This is the time of year when, traditionally, couples everywhere are forced to wonder: "Am I doing enough sex stuff with food?"
Be it sexily crumbly chocolate covered strawberries or cans of sticky whipped cream, Big Romance encourages us to make a mess of ourselves and our beds each Valentine's Day.
Among the newer varieties of "sexy" "snack": edible body paint.
We decided to test one type (and three flavors) of edible body paint to find out if it:
1. Tastes good.
2. Works as a paint.
3. Goes on/comes off easily.
First, we applied each flavor to our wrists, using the witches' broom-style foam applicator included with each bottle.
The results were visually upsetting.
First flavor up? Strawberries & champagne, AKA "the one that looks like blood."
Though disturbing in appearance, and shockingly sweet, the strawberries & champagne paint went down fairly easily.
Overall, we liked it!
Next up: Chocolate.
While some of us (Katie) thought the chocolate tasted not unlike Tootsie Rolls, most of us were not fans.
Finally, we tried the vanilla chocolate, also known as "the one that looks like jizz."
Reactions were ... mixed.
THE PAINT TEST
The red still pretty much just looked like blood.
The chocolate was extremely streaky — so much so that Grace's message became illegible.
Here Sarah attempts to used mixed media to paint a penis and a butt.
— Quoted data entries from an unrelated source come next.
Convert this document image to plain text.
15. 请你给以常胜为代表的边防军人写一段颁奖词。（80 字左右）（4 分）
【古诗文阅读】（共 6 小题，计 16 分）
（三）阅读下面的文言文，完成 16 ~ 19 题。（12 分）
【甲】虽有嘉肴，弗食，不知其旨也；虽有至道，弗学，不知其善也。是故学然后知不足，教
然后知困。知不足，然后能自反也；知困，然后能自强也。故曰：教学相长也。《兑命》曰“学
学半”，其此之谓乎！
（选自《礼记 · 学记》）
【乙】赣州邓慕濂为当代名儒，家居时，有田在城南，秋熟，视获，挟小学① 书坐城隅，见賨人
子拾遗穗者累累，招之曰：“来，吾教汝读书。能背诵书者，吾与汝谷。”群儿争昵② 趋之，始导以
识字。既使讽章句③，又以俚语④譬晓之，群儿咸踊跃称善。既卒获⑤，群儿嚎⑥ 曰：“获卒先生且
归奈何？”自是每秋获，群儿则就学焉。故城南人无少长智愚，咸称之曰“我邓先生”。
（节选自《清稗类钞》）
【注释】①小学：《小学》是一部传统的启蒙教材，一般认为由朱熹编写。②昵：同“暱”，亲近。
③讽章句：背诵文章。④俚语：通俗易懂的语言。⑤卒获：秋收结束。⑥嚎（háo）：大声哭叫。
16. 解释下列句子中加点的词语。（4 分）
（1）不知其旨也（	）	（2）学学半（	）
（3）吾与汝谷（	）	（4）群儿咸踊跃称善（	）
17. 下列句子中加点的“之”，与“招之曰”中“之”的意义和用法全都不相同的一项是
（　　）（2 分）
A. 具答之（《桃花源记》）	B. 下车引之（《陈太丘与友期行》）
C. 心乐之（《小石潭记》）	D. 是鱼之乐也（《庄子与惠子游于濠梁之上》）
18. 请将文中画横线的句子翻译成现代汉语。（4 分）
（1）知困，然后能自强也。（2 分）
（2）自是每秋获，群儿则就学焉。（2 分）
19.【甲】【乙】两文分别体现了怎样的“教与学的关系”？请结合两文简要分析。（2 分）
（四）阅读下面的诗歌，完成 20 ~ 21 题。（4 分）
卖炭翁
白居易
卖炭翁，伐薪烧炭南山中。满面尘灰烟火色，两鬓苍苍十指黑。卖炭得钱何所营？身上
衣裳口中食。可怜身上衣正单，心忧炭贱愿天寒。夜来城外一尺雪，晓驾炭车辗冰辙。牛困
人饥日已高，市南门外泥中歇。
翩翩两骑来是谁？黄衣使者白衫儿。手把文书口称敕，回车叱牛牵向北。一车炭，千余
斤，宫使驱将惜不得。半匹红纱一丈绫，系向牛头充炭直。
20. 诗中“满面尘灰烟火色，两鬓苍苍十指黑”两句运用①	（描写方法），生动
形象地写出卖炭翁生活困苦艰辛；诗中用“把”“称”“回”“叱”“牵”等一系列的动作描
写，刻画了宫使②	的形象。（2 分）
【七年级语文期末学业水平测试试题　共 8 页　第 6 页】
Neither turns out great.
And the vanilla looked like ... well.
Finally, we invited an actual artist (BuzzFeed illustrator Will Varner) to test out the paint, to see if HE could make it work.
The answer? Not really.
1. This body paint will make you look like you're covered in various bodily fluids. Whether that's good or bad is up to you. The drippy consistency makes it a little hard to paint with, but it does add a certain gritty realness if you want it to look like a murder.
2. Strawberries and champagne was the winner of the taste test. But if you decide to paint it on your face, it WILL leave a red stain that's hard to wash off. But maybe it's worth it to look like you're making a true love blood oath.
3. Use your paint conservatively. You don't want to be in a situation where you've put too much paint on your partner. Because if it's gross, you'll be forced to lick off a lot more than you want to.
4. Before you use the body paint, make sure you really like your partner. The flavors are gross and you should only lick them off a body belonging to someone you're willing to go through that for.
Happy Valentine's Day, paint lickers.